BISNIS.HOTNEWS.ID - Pergerakan harga emas batangan yang diproduksi oleh PT Aneka Tambang Tbk (Antam) menunjukkan tren positif pada awal pekan perdagangan hari ini. Kenaikan ini terjadi setelah harga logam mulia tersebut mengalami tekanan jual yang cukup signifikan pada penutupan perdagangan akhir pekan sebelumnya.
Pada hari Senin, 8 Juni 2026, harga emas Antam untuk jenis 24 karat tercatat mengalami kenaikan ringan sebesar Rp 5.000 per gram. Kenaikan ini membawa harga jual emas Antam 24 karat mencapai posisi Rp 2.743.000 per gram.
Informasi mengenai harga jual resmi ini dapat diakses melalui situs resmi Logam Mulia Antam pada hari Senin, 8 Juni 2026. Data tersebut mencerminkan kondisi pasar saat ini setelah fluktuasi yang terjadi sepanjang pekan sebelumnya.
Untuk transaksi pembelian dalam satuan terkecil, yaitu 0,5 gram, harga yang ditetapkan oleh Antam adalah sebesar Rp 1.421.500. Pembeli dapat memilih ukuran ini jika kebutuhan investasi atau kepemilikan emasnya masih dalam skala mikro.
Sementara itu, bagi investor yang berminat membeli dalam jumlah yang lebih besar, emas dengan ukuran 10 gram dijual dengan harga Rp 26.925.000. Harga ini menunjukkan adanya sedikit diskon jika dibandingkan dengan harga satuan per gram.

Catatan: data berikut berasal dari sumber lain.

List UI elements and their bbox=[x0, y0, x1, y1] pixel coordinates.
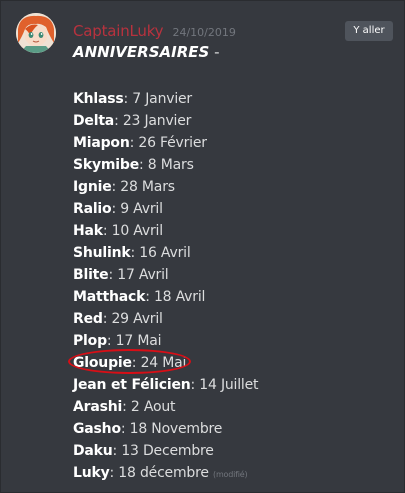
entry-date: : 9 Avril bbox=[111, 201, 163, 217]
entry-name: Shulink bbox=[73, 245, 131, 261]
entry-name: Skymibe bbox=[73, 157, 140, 173]
entry-date: : 24 Mai bbox=[131, 355, 187, 371]
entry-date: : 18 décembre bbox=[109, 465, 209, 481]
entry-date: : 29 Avril bbox=[102, 311, 163, 327]
list-item: Gloupie: 24 Mai bbox=[73, 352, 258, 374]
list-item: Matthack: 18 Avril bbox=[73, 286, 258, 308]
entry-name: Delta bbox=[73, 113, 115, 129]
list-item: Hak: 10 Avril bbox=[73, 220, 258, 242]
list-item: Delta: 23 Janvier bbox=[73, 110, 258, 132]
entry-date: : 2 Aout bbox=[122, 399, 176, 415]
list-item: Red: 29 Avril bbox=[73, 308, 258, 330]
list-item: Ralio: 9 Avril bbox=[73, 198, 258, 220]
entry-name: Khlass bbox=[73, 91, 124, 107]
entry-date: : 28 Mars bbox=[111, 179, 176, 195]
heading-text: ANNIVERSAIRES bbox=[73, 43, 210, 61]
edited-indicator: (modifié) bbox=[213, 470, 248, 479]
list-item: Skymibe: 8 Mars bbox=[73, 154, 258, 176]
entry-name: Daku bbox=[73, 443, 113, 459]
list-item: Gasho: 18 Novembre bbox=[73, 418, 258, 440]
entry-name: Gasho bbox=[73, 421, 121, 437]
entry-name: Blite bbox=[73, 267, 109, 283]
entry-name: Plop bbox=[73, 333, 107, 349]
heading-suffix: - bbox=[209, 43, 220, 61]
message-timestamp: 24/10/2019 bbox=[172, 26, 236, 39]
list-item: Plop: 17 Mai bbox=[73, 330, 258, 352]
entry-date: : 17 Mai bbox=[106, 333, 162, 349]
entry-date: : 14 Juillet bbox=[190, 377, 259, 393]
list-item: Arashi: 2 Aout bbox=[73, 396, 258, 418]
entry-name: Gloupie bbox=[73, 355, 132, 371]
entry-date: : 13 Decembre bbox=[112, 443, 214, 459]
entry-date: : 10 Avril bbox=[102, 223, 163, 239]
entry-date: : 7 Janvier bbox=[123, 91, 193, 107]
avatar[interactable] bbox=[16, 13, 56, 53]
list-item: Luky: 18 décembre (modifié) bbox=[73, 462, 258, 484]
jump-to-message-button[interactable]: Y aller bbox=[345, 21, 393, 41]
entry-date: : 17 Avril bbox=[108, 267, 169, 283]
entry-date: : 16 Avril bbox=[130, 245, 191, 261]
message-header: CaptainLuky 24/10/2019 bbox=[73, 21, 236, 41]
entry-name: Matthack bbox=[73, 289, 146, 305]
birthday-list: Khlass: 7 Janvier Delta: 23 Janvier Miapon… bbox=[73, 88, 259, 484]
author-name[interactable]: CaptainLuky bbox=[73, 22, 164, 40]
list-item: Daku: 13 Decembre bbox=[73, 440, 258, 462]
entry-name: Arashi bbox=[73, 399, 123, 415]
list-item: Ignie: 28 Mars bbox=[73, 176, 258, 198]
entry-date: : 18 Novembre bbox=[120, 421, 223, 437]
avatar-image bbox=[16, 13, 56, 53]
entry-name: Hak bbox=[73, 223, 103, 239]
entry-date: : 26 Février bbox=[129, 135, 207, 151]
entry-name: Ralio bbox=[73, 201, 112, 217]
list-item: Blite: 17 Avril bbox=[73, 264, 258, 286]
list-item: Khlass: 7 Janvier bbox=[73, 88, 258, 110]
list-item: Jean et Félicien: 14 Juillet bbox=[73, 374, 259, 396]
entry-name: Red bbox=[73, 311, 103, 327]
entry-name: Jean et Félicien bbox=[73, 377, 191, 393]
chat-message: CaptainLuky 24/10/2019 Y aller ANNIVERSA… bbox=[0, 0, 405, 493]
entry-date: : 8 Mars bbox=[139, 157, 194, 173]
entry-name: Luky bbox=[73, 465, 110, 481]
entry-date: : 18 Avril bbox=[145, 289, 206, 305]
list-item: Shulink: 16 Avril bbox=[73, 242, 258, 264]
entry-name: Ignie bbox=[73, 179, 112, 195]
entry-date: : 23 Janvier bbox=[114, 113, 192, 129]
entry-name: Miapon bbox=[73, 135, 130, 151]
message-heading: ANNIVERSAIRES - bbox=[73, 43, 219, 61]
list-item: Miapon: 26 Février bbox=[73, 132, 258, 154]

Bagi segmen pasar korporasi atau investasi besar, Antam menyediakan ukuran emas terbesar yaitu 1.000 gram atau 1 kilogram. Unit emas dengan bobot fantastis ini dibanderol dengan harga Rp 2.683.600.000.
Jika dilihat dalam konteks pergerakan harga selama sepekan terakhir, trennya menunjukkan fase koreksi harga yang cukup dalam. Rentang harga emas Antam selama tujuh hari terakhir berkisar antara Rp 2.799.000 hingga menyentuh level terendah di Rp 2.743.000 per gram.
Tren penurunan harga juga terlihat ketika dilakukan penarikan data dalam kurun waktu satu bulan terakhir. Dalam periode tersebut, harga emas Antam menunjukkan volatilitas dengan jangkauan antara level tertinggi Rp 2.839.000 dan posisi terendah saat ini di Rp 2.743.000 per gram.
Dikutip dari Logam Mulia Antam, harga emas 24 karat pada hari Senin (8/6/2026) ini telah kembali berada di angka Rp 2.743.000 per gram usai mengalami pelemahan pada penutupan pekan sebelumnya.